Fertilization. Flowers attract insects and birds or else rely on the wind or another medium to take the male gametes in the form of pollen from the male flower to
How is an egg fertilized in a flowering plant?
Fertilization. The pollen tube expands down the style to the opening of the ovary and deposits the sperm at the egg. The sperm and egg each contain half of the genetic material needed to form a new plant. When they combine, the sexual union is complete and the egg is fertilized. The fertilized egg will develop into a plant seed.
What happens to the flower after fertilization?
After fertilization is achieved, the flower petals are no longer needed, so they wither and fall away. The ovule develops into a seed, enclosed in its protective seed coat. In many species, the ovum develops into fruit. Both the seed coat and the fruit protect the seed and aid in seed dispersal.
How does sexual reproduction take place in flowering plants?

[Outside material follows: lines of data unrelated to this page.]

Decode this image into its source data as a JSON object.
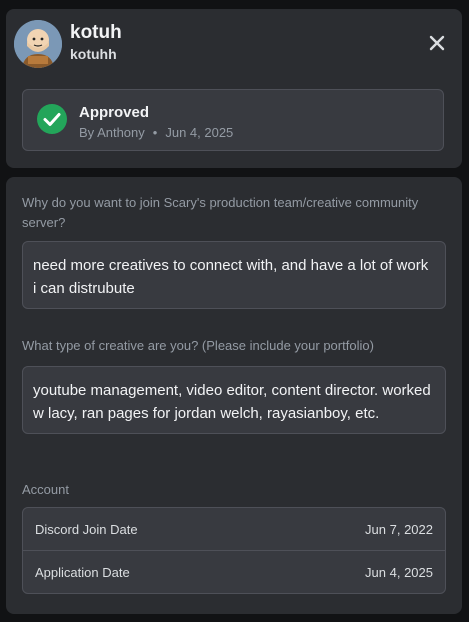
{
  "profile": {
    "display_name": "kotuh",
    "username": "kotuhh"
  },
  "status": {
    "title": "Approved",
    "reviewer": "By Anthony",
    "separator": "•",
    "date": "Jun 4, 2025",
    "color": "#23a55a"
  },
  "questions": [
    {
      "label": "Why do you want to join Scary's production team/creative community server?",
      "answer": "need more creatives to connect with, and have a lot of work i can distrubute"
    },
    {
      "label": "What type of creative are you? (Please include your portfolio)",
      "answer": "youtube management, video editor, content director. worked w lacy, ran pages for jordan welch, rayasianboy, etc."
    }
  ],
  "account": {
    "label": "Account",
    "rows": [
      {
        "label": "Discord Join Date",
        "value": "Jun 7, 2022"
      },
      {
        "label": "Application Date",
        "value": "Jun 4, 2025"
      }
    ]
  },
  "icons": {
    "close": "close-icon",
    "check": "checkmark-icon",
    "avatar": "avatar"
  }
}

Sexual reproduction in flowering plants involves the production of male and female gametes, the transfer of the male gametes to the female ovules in a process called pollination. After pollination occurs, fertilization happens and the ovules grow into seeds within a fruit.
Where is in flowering plants does sexual reproduction take place?
Sexual reproduction in flowering plants centres around the flower . Within a flower, there are usually structures that produce both male gametes and female gametes. Inside the ovary there may develop one or more ovules.
How do flowering plants produce male gametes?
Formation of male gametes. In the anthers of a flower, certain diploid cells undergo meiosis, forming haploid spores (called microspores —”little spores”). These microspores divide by mitosis to form two-celled pollen, consisting of a tube cell and a generative cell. If the pollen reaches a receptive stigma (female plant part), the pollen germinates.